Bhiman was one of nearly a dozen students mentored by Morris and Moore who spent time training in top U.S. labs with Fogarty support. The students were carefully selected once they'd developed some lab skills and had a clearly defined research question. They were then sent to learn from collaborators who were the best match for that specific project. For those reasons, Morris said, they were all very successful.
Moore observed that the trainees return with a new perspective. "I think what it really brings is exposure - if you can get exposure to a really top lab, it gives you an idea of the energy, money and the technologies," she said. "I think that can change the way you view the science you are doing."
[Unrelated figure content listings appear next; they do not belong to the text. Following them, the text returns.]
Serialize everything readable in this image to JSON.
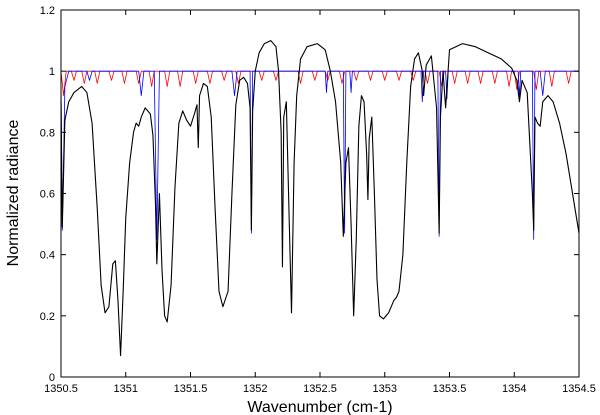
{
  "chart_data": {
    "type": "line",
    "title": "",
    "xlabel": "Wavenumber (cm-1)",
    "ylabel": "Normalized radiance",
    "xlim": [
      1350.5,
      1354.5
    ],
    "ylim": [
      0,
      1.2
    ],
    "x_ticks": [
      1350.5,
      1351,
      1351.5,
      1352,
      1352.5,
      1353,
      1353.5,
      1354,
      1354.5
    ],
    "y_ticks": [
      0,
      0.2,
      0.4,
      0.6,
      0.8,
      1,
      1.2
    ],
    "x_tick_labels": [
      "1350.5",
      "1351",
      "1351.5",
      "1352",
      "1352.5",
      "1353",
      "1353.5",
      "1354",
      "1354.5"
    ],
    "y_tick_labels": [
      "0",
      "0.2",
      "0.4",
      "0.6",
      "0.8",
      "1",
      "1.2"
    ],
    "grid": false,
    "legend": "none",
    "series": [
      {
        "color": "#ff0000",
        "points": [
          [
            1350.5,
            1.0
          ],
          [
            1350.52,
            0.92
          ],
          [
            1350.54,
            1.0
          ],
          [
            1350.58,
            1.0
          ],
          [
            1350.6,
            0.97
          ],
          [
            1350.62,
            1.0
          ],
          [
            1350.66,
            1.0
          ],
          [
            1350.68,
            0.96
          ],
          [
            1350.7,
            1.0
          ],
          [
            1350.76,
            1.0
          ],
          [
            1350.78,
            0.96
          ],
          [
            1350.8,
            1.0
          ],
          [
            1350.87,
            1.0
          ],
          [
            1350.89,
            0.97
          ],
          [
            1350.91,
            1.0
          ],
          [
            1350.97,
            1.0
          ],
          [
            1350.99,
            0.96
          ],
          [
            1351.01,
            1.0
          ],
          [
            1351.08,
            1.0
          ],
          [
            1351.1,
            0.96
          ],
          [
            1351.12,
            1.0
          ],
          [
            1351.18,
            1.0
          ],
          [
            1351.2,
            0.95
          ],
          [
            1351.22,
            1.0
          ],
          [
            1351.3,
            1.0
          ],
          [
            1351.32,
            0.95
          ],
          [
            1351.34,
            1.0
          ],
          [
            1351.4,
            1.0
          ],
          [
            1351.42,
            0.95
          ],
          [
            1351.44,
            1.0
          ],
          [
            1351.52,
            1.0
          ],
          [
            1351.54,
            0.96
          ],
          [
            1351.56,
            1.0
          ],
          [
            1351.63,
            1.0
          ],
          [
            1351.65,
            0.96
          ],
          [
            1351.67,
            1.0
          ],
          [
            1351.74,
            1.0
          ],
          [
            1351.76,
            0.97
          ],
          [
            1351.78,
            1.0
          ],
          [
            1351.85,
            1.0
          ],
          [
            1351.87,
            0.96
          ],
          [
            1351.89,
            1.0
          ],
          [
            1352.03,
            1.0
          ],
          [
            1352.05,
            0.97
          ],
          [
            1352.07,
            1.0
          ],
          [
            1352.14,
            1.0
          ],
          [
            1352.16,
            0.97
          ],
          [
            1352.18,
            1.0
          ],
          [
            1352.33,
            1.0
          ],
          [
            1352.35,
            0.96
          ],
          [
            1352.37,
            1.0
          ],
          [
            1352.44,
            1.0
          ],
          [
            1352.46,
            0.97
          ],
          [
            1352.48,
            1.0
          ],
          [
            1352.54,
            1.0
          ],
          [
            1352.56,
            0.97
          ],
          [
            1352.58,
            1.0
          ],
          [
            1352.65,
            1.0
          ],
          [
            1352.67,
            0.96
          ],
          [
            1352.69,
            1.0
          ],
          [
            1352.76,
            1.0
          ],
          [
            1352.78,
            0.97
          ],
          [
            1352.8,
            1.0
          ],
          [
            1352.87,
            1.0
          ],
          [
            1352.89,
            0.97
          ],
          [
            1352.91,
            1.0
          ],
          [
            1352.98,
            1.0
          ],
          [
            1353.0,
            0.97
          ],
          [
            1353.02,
            1.0
          ],
          [
            1353.09,
            1.0
          ],
          [
            1353.11,
            0.97
          ],
          [
            1353.13,
            1.0
          ],
          [
            1353.2,
            1.0
          ],
          [
            1353.22,
            0.97
          ],
          [
            1353.24,
            1.0
          ],
          [
            1353.31,
            1.0
          ],
          [
            1353.33,
            0.96
          ],
          [
            1353.35,
            1.0
          ],
          [
            1353.42,
            1.0
          ],
          [
            1353.44,
            0.95
          ],
          [
            1353.46,
            1.0
          ],
          [
            1353.52,
            1.0
          ],
          [
            1353.54,
            0.96
          ],
          [
            1353.56,
            1.0
          ],
          [
            1353.62,
            1.0
          ],
          [
            1353.64,
            0.96
          ],
          [
            1353.66,
            1.0
          ],
          [
            1353.72,
            1.0
          ],
          [
            1353.74,
            0.96
          ],
          [
            1353.76,
            1.0
          ],
          [
            1353.83,
            1.0
          ],
          [
            1353.85,
            0.96
          ],
          [
            1353.87,
            1.0
          ],
          [
            1353.94,
            1.0
          ],
          [
            1353.96,
            0.95
          ],
          [
            1353.98,
            1.0
          ],
          [
            1354.0,
            1.0
          ],
          [
            1354.02,
            0.94
          ],
          [
            1354.04,
            1.0
          ],
          [
            1354.15,
            1.0
          ],
          [
            1354.17,
            0.94
          ],
          [
            1354.19,
            1.0
          ],
          [
            1354.27,
            1.0
          ],
          [
            1354.29,
            0.95
          ],
          [
            1354.31,
            1.0
          ],
          [
            1354.4,
            1.0
          ],
          [
            1354.42,
            0.96
          ],
          [
            1354.44,
            1.0
          ],
          [
            1354.5,
            1.0
          ]
        ]
      },
      {
        "color": "#0000ff",
        "points": [
          [
            1350.5,
            0.98
          ],
          [
            1350.51,
            0.48
          ],
          [
            1350.53,
            0.95
          ],
          [
            1350.56,
            1.0
          ],
          [
            1350.7,
            1.0
          ],
          [
            1350.72,
            0.97
          ],
          [
            1350.74,
            1.0
          ],
          [
            1351.1,
            1.0
          ],
          [
            1351.12,
            0.92
          ],
          [
            1351.14,
            1.0
          ],
          [
            1351.22,
            1.0
          ],
          [
            1351.24,
            0.45
          ],
          [
            1351.26,
            1.0
          ],
          [
            1351.82,
            1.0
          ],
          [
            1351.84,
            0.92
          ],
          [
            1351.86,
            1.0
          ],
          [
            1351.96,
            1.0
          ],
          [
            1351.97,
            0.47
          ],
          [
            1351.98,
            1.0
          ],
          [
            1352.54,
            1.0
          ],
          [
            1352.55,
            0.93
          ],
          [
            1352.56,
            1.0
          ],
          [
            1352.68,
            1.0
          ],
          [
            1352.69,
            0.47
          ],
          [
            1352.7,
            1.0
          ],
          [
            1352.73,
            1.0
          ],
          [
            1352.74,
            0.93
          ],
          [
            1352.75,
            1.0
          ],
          [
            1353.28,
            1.0
          ],
          [
            1353.29,
            0.9
          ],
          [
            1353.3,
            1.0
          ],
          [
            1353.41,
            1.0
          ],
          [
            1353.42,
            0.46
          ],
          [
            1353.43,
            1.0
          ],
          [
            1353.47,
            1.0
          ],
          [
            1353.48,
            0.91
          ],
          [
            1353.49,
            1.0
          ],
          [
            1354.03,
            1.0
          ],
          [
            1354.04,
            0.91
          ],
          [
            1354.05,
            1.0
          ],
          [
            1354.14,
            1.0
          ],
          [
            1354.15,
            0.45
          ],
          [
            1354.16,
            1.0
          ],
          [
            1354.2,
            1.0
          ],
          [
            1354.22,
            0.92
          ],
          [
            1354.24,
            1.0
          ],
          [
            1354.5,
            1.0
          ]
        ]
      },
      {
        "color": "#000000",
        "points": [
          [
            1350.5,
            0.9
          ],
          [
            1350.51,
            0.49
          ],
          [
            1350.53,
            0.84
          ],
          [
            1350.56,
            0.9
          ],
          [
            1350.6,
            0.93
          ],
          [
            1350.66,
            0.95
          ],
          [
            1350.7,
            0.93
          ],
          [
            1350.74,
            0.83
          ],
          [
            1350.78,
            0.55
          ],
          [
            1350.81,
            0.3
          ],
          [
            1350.84,
            0.21
          ],
          [
            1350.87,
            0.23
          ],
          [
            1350.9,
            0.37
          ],
          [
            1350.92,
            0.38
          ],
          [
            1350.94,
            0.25
          ],
          [
            1350.96,
            0.07
          ],
          [
            1350.98,
            0.28
          ],
          [
            1351.0,
            0.52
          ],
          [
            1351.03,
            0.7
          ],
          [
            1351.06,
            0.8
          ],
          [
            1351.08,
            0.83
          ],
          [
            1351.1,
            0.82
          ],
          [
            1351.12,
            0.85
          ],
          [
            1351.15,
            0.88
          ],
          [
            1351.19,
            0.86
          ],
          [
            1351.21,
            0.79
          ],
          [
            1351.23,
            0.56
          ],
          [
            1351.24,
            0.37
          ],
          [
            1351.26,
            0.6
          ],
          [
            1351.28,
            0.35
          ],
          [
            1351.3,
            0.2
          ],
          [
            1351.32,
            0.18
          ],
          [
            1351.35,
            0.3
          ],
          [
            1351.38,
            0.62
          ],
          [
            1351.41,
            0.83
          ],
          [
            1351.44,
            0.87
          ],
          [
            1351.47,
            0.84
          ],
          [
            1351.5,
            0.82
          ],
          [
            1351.53,
            0.86
          ],
          [
            1351.55,
            0.89
          ],
          [
            1351.56,
            0.75
          ],
          [
            1351.57,
            0.92
          ],
          [
            1351.6,
            0.96
          ],
          [
            1351.63,
            0.95
          ],
          [
            1351.66,
            0.85
          ],
          [
            1351.69,
            0.55
          ],
          [
            1351.72,
            0.28
          ],
          [
            1351.75,
            0.23
          ],
          [
            1351.79,
            0.28
          ],
          [
            1351.82,
            0.6
          ],
          [
            1351.85,
            0.89
          ],
          [
            1351.88,
            0.97
          ],
          [
            1351.91,
            0.98
          ],
          [
            1351.94,
            0.96
          ],
          [
            1351.96,
            0.88
          ],
          [
            1351.97,
            0.48
          ],
          [
            1351.98,
            0.87
          ],
          [
            1352.0,
            1.0
          ],
          [
            1352.03,
            1.06
          ],
          [
            1352.07,
            1.09
          ],
          [
            1352.12,
            1.1
          ],
          [
            1352.16,
            1.08
          ],
          [
            1352.18,
            1.0
          ],
          [
            1352.2,
            0.8
          ],
          [
            1352.21,
            0.36
          ],
          [
            1352.22,
            0.85
          ],
          [
            1352.24,
            0.9
          ],
          [
            1352.26,
            0.55
          ],
          [
            1352.28,
            0.21
          ],
          [
            1352.3,
            0.7
          ],
          [
            1352.32,
            0.92
          ],
          [
            1352.35,
            1.04
          ],
          [
            1352.4,
            1.08
          ],
          [
            1352.48,
            1.09
          ],
          [
            1352.54,
            1.07
          ],
          [
            1352.58,
            1.0
          ],
          [
            1352.62,
            0.9
          ],
          [
            1352.66,
            0.7
          ],
          [
            1352.68,
            0.46
          ],
          [
            1352.7,
            0.7
          ],
          [
            1352.72,
            0.75
          ],
          [
            1352.74,
            0.5
          ],
          [
            1352.76,
            0.2
          ],
          [
            1352.78,
            0.45
          ],
          [
            1352.8,
            0.82
          ],
          [
            1352.82,
            0.92
          ],
          [
            1352.84,
            0.9
          ],
          [
            1352.86,
            0.73
          ],
          [
            1352.87,
            0.58
          ],
          [
            1352.88,
            0.78
          ],
          [
            1352.9,
            0.85
          ],
          [
            1352.92,
            0.6
          ],
          [
            1352.94,
            0.32
          ],
          [
            1352.96,
            0.2
          ],
          [
            1352.99,
            0.19
          ],
          [
            1353.03,
            0.21
          ],
          [
            1353.07,
            0.25
          ],
          [
            1353.09,
            0.26
          ],
          [
            1353.11,
            0.28
          ],
          [
            1353.14,
            0.4
          ],
          [
            1353.17,
            0.7
          ],
          [
            1353.2,
            0.95
          ],
          [
            1353.23,
            1.04
          ],
          [
            1353.26,
            1.06
          ],
          [
            1353.29,
            1.0
          ],
          [
            1353.3,
            0.92
          ],
          [
            1353.32,
            1.02
          ],
          [
            1353.36,
            1.05
          ],
          [
            1353.4,
            0.88
          ],
          [
            1353.42,
            0.47
          ],
          [
            1353.43,
            0.85
          ],
          [
            1353.45,
            1.0
          ],
          [
            1353.47,
            0.88
          ],
          [
            1353.5,
            1.07
          ],
          [
            1353.6,
            1.09
          ],
          [
            1353.7,
            1.08
          ],
          [
            1353.8,
            1.06
          ],
          [
            1353.9,
            1.04
          ],
          [
            1353.98,
            1.01
          ],
          [
            1354.02,
            0.97
          ],
          [
            1354.04,
            0.9
          ],
          [
            1354.06,
            0.97
          ],
          [
            1354.1,
            0.93
          ],
          [
            1354.14,
            0.6
          ],
          [
            1354.15,
            0.48
          ],
          [
            1354.16,
            0.85
          ],
          [
            1354.18,
            0.83
          ],
          [
            1354.2,
            0.82
          ],
          [
            1354.22,
            0.9
          ],
          [
            1354.26,
            0.92
          ],
          [
            1354.3,
            0.9
          ],
          [
            1354.35,
            0.83
          ],
          [
            1354.4,
            0.73
          ],
          [
            1354.45,
            0.6
          ],
          [
            1354.5,
            0.47
          ]
        ]
      }
    ]
  }
}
The Fogarty experience has led to a "cascade of capacity building," spawning an array of new projects, new collaborations and new grants, Moore noted. But, it also created what she described as a nurturing network. "It becomes a much bigger thing than just the scientific techniques that people went off to a lab in the U.S. to learn. It becomes a community." Their lab has become highly collaborative and formed useful networks, according to Morris. "The Fogarty training programs have been the major mechanism for doing that, which has been really fantastic for building our expertise."
For many of the trainees, it was a seminal experience. "It was career-defining for many of us because it gave us opportunities I don't think we would have had anywhere else," said Moore. "I really can't overstate the value of the Fogarty programs for us. It's changed the way we do science; the way we interact with other labs and it's increased the opportunities open to our students."